Speaking to Neil Cavuto on Fox News’ “Your World,” William Isaac declared “there’s probably going to be more failures along the way.” He compared the present financial and political situation with what was endured in the 1970s.

He pointed towards Washington losing control of its fiscal responsibilities and monetary policies. This haphazard leadership, when combined with runaway inflation, creates a mixture that banks are “just not ready for.”


In the 1970s, some 5,000 thrift banks were shuttered. Now, there will be nowhere near that number in the near future, and one reason is that there are not even 5,000 banks remaining.

The U.S. currently has roughly 4,500 banks operating.

Federal regulators stepped in and shut down Silicon Valley Bank (SVB) last week after the institution reported a $1.8 billion loss and its stock price collapsed. 

On Sunday, the FDIC along with the Treasury Department and Federal Reserve announced that depositors who held accounts with SVB and Signature Bank will be able to recoup their funds.
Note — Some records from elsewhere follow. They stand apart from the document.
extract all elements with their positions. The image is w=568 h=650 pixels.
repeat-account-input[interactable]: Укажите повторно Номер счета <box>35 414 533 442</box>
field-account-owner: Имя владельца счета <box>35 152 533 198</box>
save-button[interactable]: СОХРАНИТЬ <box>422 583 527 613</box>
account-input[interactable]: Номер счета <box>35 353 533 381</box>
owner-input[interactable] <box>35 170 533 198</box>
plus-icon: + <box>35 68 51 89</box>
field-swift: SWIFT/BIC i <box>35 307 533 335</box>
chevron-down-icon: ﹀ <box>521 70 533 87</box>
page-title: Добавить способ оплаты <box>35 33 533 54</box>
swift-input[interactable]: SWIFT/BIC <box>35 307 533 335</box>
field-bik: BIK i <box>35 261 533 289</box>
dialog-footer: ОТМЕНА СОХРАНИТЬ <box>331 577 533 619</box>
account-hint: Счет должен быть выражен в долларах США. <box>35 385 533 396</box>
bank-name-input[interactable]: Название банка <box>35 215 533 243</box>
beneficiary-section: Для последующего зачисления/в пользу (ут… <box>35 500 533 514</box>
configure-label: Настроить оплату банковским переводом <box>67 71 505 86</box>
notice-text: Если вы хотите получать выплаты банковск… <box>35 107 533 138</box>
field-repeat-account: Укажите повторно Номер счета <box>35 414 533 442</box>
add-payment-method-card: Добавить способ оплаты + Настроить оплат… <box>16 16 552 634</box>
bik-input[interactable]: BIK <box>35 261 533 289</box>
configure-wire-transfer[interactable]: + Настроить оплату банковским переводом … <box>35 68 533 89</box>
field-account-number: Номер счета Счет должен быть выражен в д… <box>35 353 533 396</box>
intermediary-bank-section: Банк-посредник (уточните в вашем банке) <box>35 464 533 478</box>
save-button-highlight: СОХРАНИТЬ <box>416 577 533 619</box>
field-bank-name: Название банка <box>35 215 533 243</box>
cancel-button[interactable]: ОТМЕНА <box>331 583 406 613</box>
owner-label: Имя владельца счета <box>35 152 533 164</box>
The second bank was collateral damage after panicked depositors made a run on its holdings.


Isaac told Cavuto that the damage is not over and that “we’ve got some cleanup to do.” He continued to harshly criticize the federal government for what he termed as “awful” fiscal policy.

The former FDIC chair explained that Washington pursued irresponsible policies for 20 years and was joined in ineptitude by the Fed. “We have to get the monetary policy in line with where it needs to be. If we do these things, we can get out of this with minimal damage.”

The aftershocks of SVB’s collapse continue to reverberate across the financial sector. The institution held about $209 billion in assets when it was shuttered, making it the second-largest bank failure in U.S. history.

Its implosion is only topped by the 2008 financial crisis.

When doors and trading reopened on Monday, worldwide banks saw massive declines in their stock prices as investors scurried for safer ground. Further bank failures would be a troublesome sign for an economy already gripped with inflation and runaway government spending.